When my friends called to ask if I wanted to meet up with them, a slight panic of telling my parents would wash over me (just to explain, my childhood was brilliant but strict - never allowed to stay out late unless the parents knew who I was going out with; I had to adhere to the time I said I would be back at etc...) hence the panic when I had to inform said parents that I was off out for the night!
One night, such an occasion rose and I thought, 'ang on a minute, I'm married, they can't say anything!'... so I spoke to Mother and said that I was off out...no questions asked, just an ok, see you later. How bizarre was that?!
The girls decided to throw me a 'last night at my flat' party and we all sat on floor cushions munching on nibbles and knocking back the wine. Everyone left at midnight; but me, Best Friend and Best Friend's sister stayed on chatting until 2am!
I went back home, thinking I hope the parents are not up...but popped my head around the Parents bedroom door and Mother said "hmm...what time do you call this?", I grinned and said, sorry - I was talking! Just then Father walked out of the bathroom, he looked at me...and suddenly, I was 16 again... "where have you been?" he demanded to know - just out talking, I replied... "until 2am?
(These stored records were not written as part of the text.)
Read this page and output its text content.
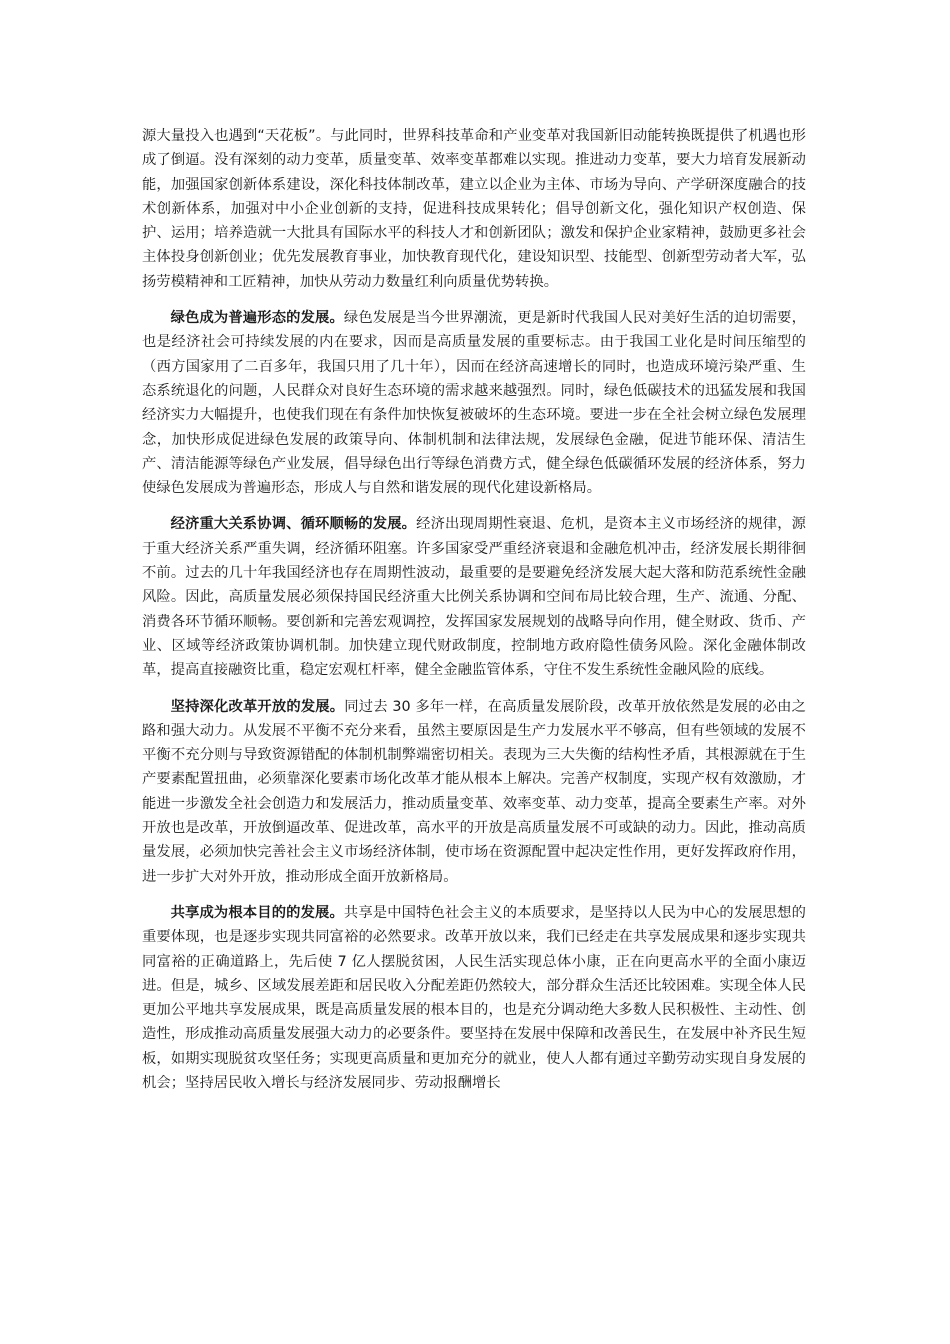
源大量投入也遇到“天花板”。与此同时，世界科技革命和产业变革对我国新旧动能转换既提供了机遇也形成了倒逼。没有深刻的动力变革，质量变革、效率变革都难以实现。推进动力变革，要大力培育发展新动能，加强国家创新体系建设，深化科技体制改革，建立以企业为主体、市场为导向、产学研深度融合的技术创新体系，加强对中小企业创新的支持，促进科技成果转化；倡导创新文化，强化知识产权创造、保护、运用；培养造就一大批具有国际水平的科技人才和创新团队；激发和保护企业家精神，鼓励更多社会主体投身创新创业；优先发展教育事业，加快教育现代化，建设知识型、技能型、创新型劳动者大军，弘扬劳模精神和工匠精神，加快从劳动力数量红利向质量优势转换。

绿色成为普遍形态的发展。绿色发展是当今世界潮流，更是新时代我国人民对美好生活的迫切需要，也是经济社会可持续发展的内在要求，因而是高质量发展的重要标志。由于我国工业化是时间压缩型的（西方国家用了二百多年，我国只用了几十年），因而在经济高速增长的同时，也造成环境污染严重、生态系统退化的问题，人民群众对良好生态环境的需求越来越强烈。同时，绿色低碳技术的迅猛发展和我国经济实力大幅提升，也使我们现在有条件加快恢复被破坏的生态环境。要进一步在全社会树立绿色发展理念，加快形成促进绿色发展的政策导向、体制机制和法律法规，发展绿色金融，促进节能环保、清洁生产、清洁能源等绿色产业发展，倡导绿色出行等绿色消费方式，健全绿色低碳循环发展的经济体系，努力使绿色发展成为普遍形态，形成人与自然和谐发展的现代化建设新格局。

经济重大关系协调、循环顺畅的发展。经济出现周期性衰退、危机，是资本主义市场经济的规律，源于重大经济关系严重失调，经济循环阻塞。许多国家受严重经济衰退和金融危机冲击，经济发展长期徘徊不前。过去的几十年我国经济也存在周期性波动，最重要的是要避免经济发展大起大落和防范系统性金融风险。因此，高质量发展必须保持国民经济重大比例关系协调和空间布局比较合理，生产、流通、分配、消费各环节循环顺畅。要创新和完善宏观调控，发挥国家发展规划的战略导向作用，健全财政、货币、产业、区域等经济政策协调机制。加快建立现代财政制度，控制地方政府隐性债务风险。深化金融体制改革，提高直接融资比重，稳定宏观杠杆率，健全金融监管体系，守住不发生系统性金融风险的底线。

坚持深化改革开放的发展。同过去 30 多年一样，在高质量发展阶段，改革开放依然是发展的必由之路和强大动力。从发展不平衡不充分来看，虽然主要原因是生产力发展水平不够高，但有些领域的发展不平衡不充分则与导致资源错配的体制机制弊端密切相关。表现为三大失衡的结构性矛盾，其根源就在于生产要素配置扭曲，必须靠深化要素市场化改革才能从根本上解决。完善产权制度，实现产权有效激励，才能进一步激发全社会创造力和发展活力，推动质量变革、效率变革、动力变革，提高全要素生产率。对外开放也是改革，开放倒逼改革、促进改革，高水平的开放是高质量发展不可或缺的动力。因此，推动高质量发展，必须加快完善社会主义市场经济体制，使市场在资源配置中起决定性作用，更好发挥政府作用，进一步扩大对外开放，推动形成全面开放新格局。

共享成为根本目的的发展。共享是中国特色社会主义的本质要求，是坚持以人民为中心的发展思想的重要体现，也是逐步实现共同富裕的必然要求。改革开放以来，我们已经走在共享发展成果和逐步实现共同富裕的正确道路上，先后使 7 亿人摆脱贫困，人民生活实现总体小康，正在向更高水平的全面小康迈进。但是，城乡、区域发展差距和居民收入分配差距仍然较大，部分群众生活还比较困难。实现全体人民更加公平地共享发展成果，既是高质量发展的根本目的，也是充分调动绝大多数人民积极性、主动性、创造性，形成推动高质量发展强大动力的必要条件。要坚持在发展中保障和改善民生，在发展中补齐民生短板，如期实现脱贫攻坚任务；实现更高质量和更加充分的就业，使人人都有通过辛勤劳动实现自身发展的机会；坚持居民收入增长与经济发展同步、劳动报酬增长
Did you lock the front door?", yes Dad I replied meekly and then I sauntered off to bed. I couldn't believe that I had just been told off!
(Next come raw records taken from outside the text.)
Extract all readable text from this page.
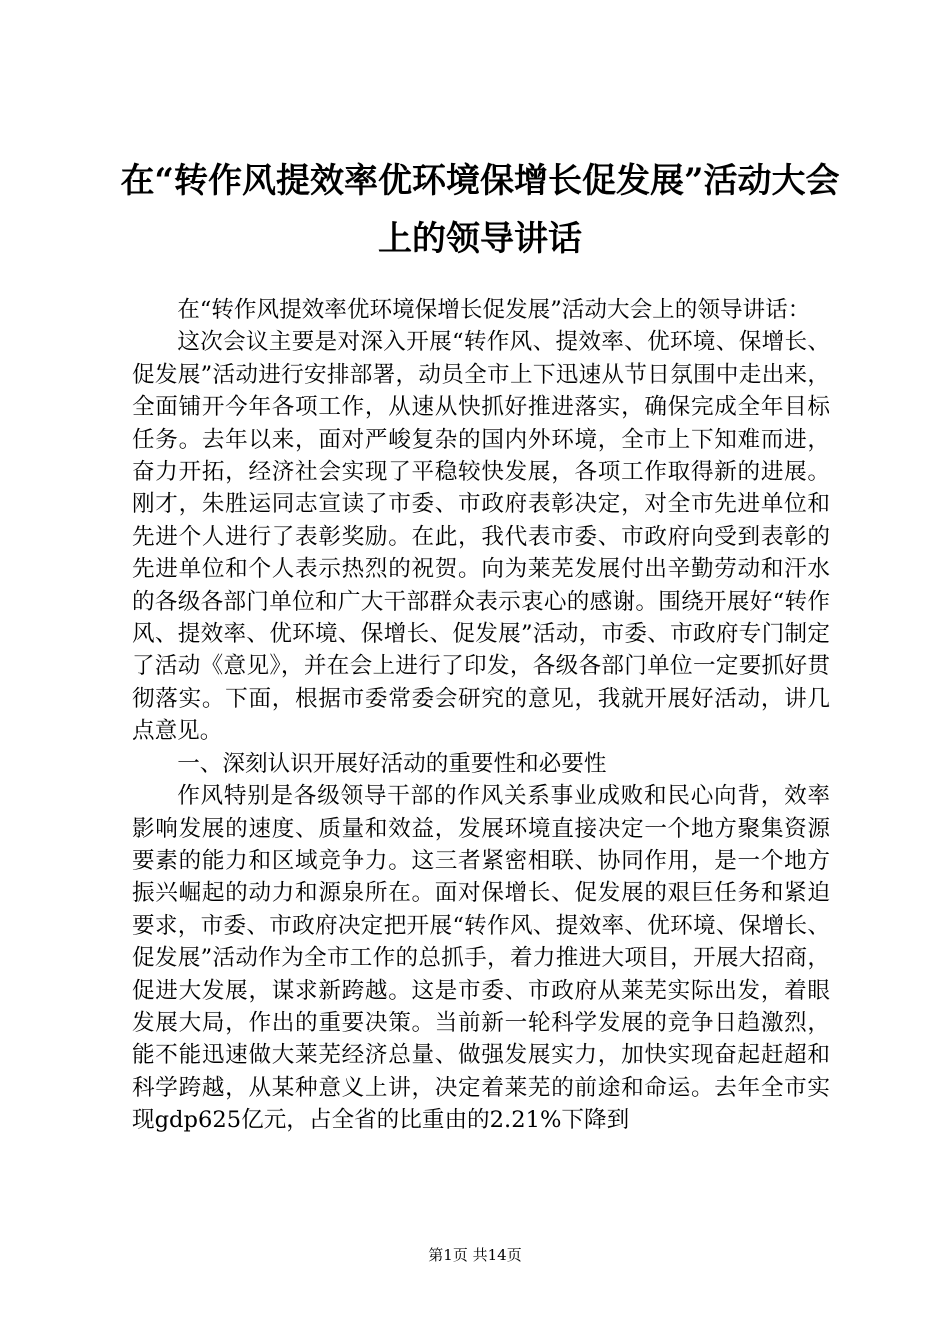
在“转作风提效率优环境保增长促发展”活动大会上的领导讲话

在“转作风提效率优环境保增长促发展”活动大会上的领导讲话：

这次会议主要是对深入开展“转作风、提效率、优环境、保增长、促发展”活动进行安排部署，动员全市上下迅速从节日氛围中走出来，全面铺开今年各项工作，从速从快抓好推进落实，确保完成全年目标任务。去年以来，面对严峻复杂的国内外环境，全市上下知难而进，奋力开拓，经济社会实现了平稳较快发展，各项工作取得新的进展。刚才，朱胜运同志宣读了市委、市政府表彰决定，对全市先进单位和先进个人进行了表彰奖励。在此，我代表市委、市政府向受到表彰的先进单位和个人表示热烈的祝贺。向为莱芜发展付出辛勤劳动和汗水的各级各部门单位和广大干部群众表示衷心的感谢。围绕开展好“转作风、提效率、优环境、保增长、促发展”活动，市委、市政府专门制定了活动《意见》，并在会上进行了印发，各级各部门单位一定要抓好贯彻落实。下面，根据市委常委会研究的意见，我就开展好活动，讲几点意见。

一、深刻认识开展好活动的重要性和必要性

作风特别是各级领导干部的作风关系事业成败和民心向背，效率影响发展的速度、质量和效益，发展环境直接决定一个地方聚集资源要素的能力和区域竞争力。这三者紧密相联、协同作用，是一个地方振兴崛起的动力和源泉所在。面对保增长、促发展的艰巨任务和紧迫要求，市委、市政府决定把开展“转作风、提效率、优环境、保增长、促发展”活动作为全市工作的总抓手，着力推进大项目，开展大招商，促进大发展，谋求新跨越。这是市委、市政府从莱芜实际出发，着眼发展大局，作出的重要决策。当前新一轮科学发展的竞争日趋激烈，能不能迅速做大莱芜经济总量、做强发展实力，加快实现奋起赶超和科学跨越，从某种意义上讲，决定着莱芜的前途和命运。去年全市实现gdp625亿元，占全省的比重由的2.21%下降到

第1页 共14页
Now, I have very different viewing habits than The Parents, but as it's their house and only the upstairs TV has Sky HD i.e. I can record my favourite programmes, I was happy to go along with what they wanted to watch. But, I had forgotten how much of a routine they could fall into. Every night, the programming/evening went as follows:
6-7pm: ITV News and Weather
7pm & 30 secs :Emmerdale theme music (Father likes to hear it but doesn't watch the programme)
7-8m: Two and Half Men
8-9.30pm: channel hopping trying to find something to watch whilst complaining that despite over 40 channels to choose from, there was nothing to watch.
9.30-10pm: cup of tea made
10pm (or earlier most nights): I'm abandoned. But this 'abandonment' was not completely unwelcome; it meant that I could then watch the stuff that I wanted to (Sex and the City, True Blood, Fringe...) but best of all I could flick between channels.
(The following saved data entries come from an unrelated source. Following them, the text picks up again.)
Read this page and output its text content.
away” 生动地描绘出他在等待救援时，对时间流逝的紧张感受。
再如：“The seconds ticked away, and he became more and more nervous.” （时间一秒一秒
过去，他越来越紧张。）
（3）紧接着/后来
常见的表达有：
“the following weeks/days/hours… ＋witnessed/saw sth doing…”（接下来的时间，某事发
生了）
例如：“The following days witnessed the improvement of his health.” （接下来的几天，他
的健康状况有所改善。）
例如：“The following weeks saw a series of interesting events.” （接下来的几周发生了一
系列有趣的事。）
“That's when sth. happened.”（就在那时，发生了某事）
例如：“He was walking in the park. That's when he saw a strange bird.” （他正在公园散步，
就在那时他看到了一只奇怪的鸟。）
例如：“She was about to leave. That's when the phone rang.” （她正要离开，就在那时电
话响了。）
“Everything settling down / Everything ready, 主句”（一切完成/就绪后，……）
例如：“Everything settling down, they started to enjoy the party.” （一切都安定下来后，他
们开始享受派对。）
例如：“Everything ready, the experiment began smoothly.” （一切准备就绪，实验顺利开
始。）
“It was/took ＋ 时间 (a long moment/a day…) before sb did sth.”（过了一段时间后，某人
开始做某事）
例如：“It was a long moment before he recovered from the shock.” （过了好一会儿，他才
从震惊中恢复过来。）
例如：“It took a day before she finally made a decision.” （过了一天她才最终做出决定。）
The Parents hated it when I tried to flick between the channels. But I only did this because once you've seen one set of adverts, its guaranteed that they will repeat the same ones again and again each break. And not only the adverts, but the promo's of the up and coming snippets of the next 'exciting' installment of 'What Katy did next'. There's only so many times a sane person can watch said adverts/promos over and over and over...
One said promo was one about South Park. We all know South Park and how close to the line (heck even over it) they can go. But their particular promo went as follows:
In a fudge factory, kids amble up to the assembly line, where workers are putting fudge into boxes:
"Oh my God, its Tom Cruise!"
"I didn't know Tom Cruise was a fudge packer?!"
"I am not a fudge packer!"
"What's going on?"
"It's Tom Cruise, he's a fudge packer"....
I merely rolled my eyes and then looked across to the Parents and that made me laugh. They just looked almost blankly at the TV. I mused as to whether they understood the term 'fudge packer'...I was thinking not!
Mother looked at me..."there's nothing but nonsense on the TV now"
Each week, guaranteed on a Monday evening, Father would ask me if X Factor is on, I would say, do you mean American Idol, he said yes, I would say that it's on a Wednesday Dad, he'd reply oh ok...every week...without fail...and then it got worse when Britain's Got Talent and then it was the confusion of what programme was on when!..
Oh I do miss Ma & Pa and their way of not quite getting things, their memory loss and selective hearing...gawd love 'em.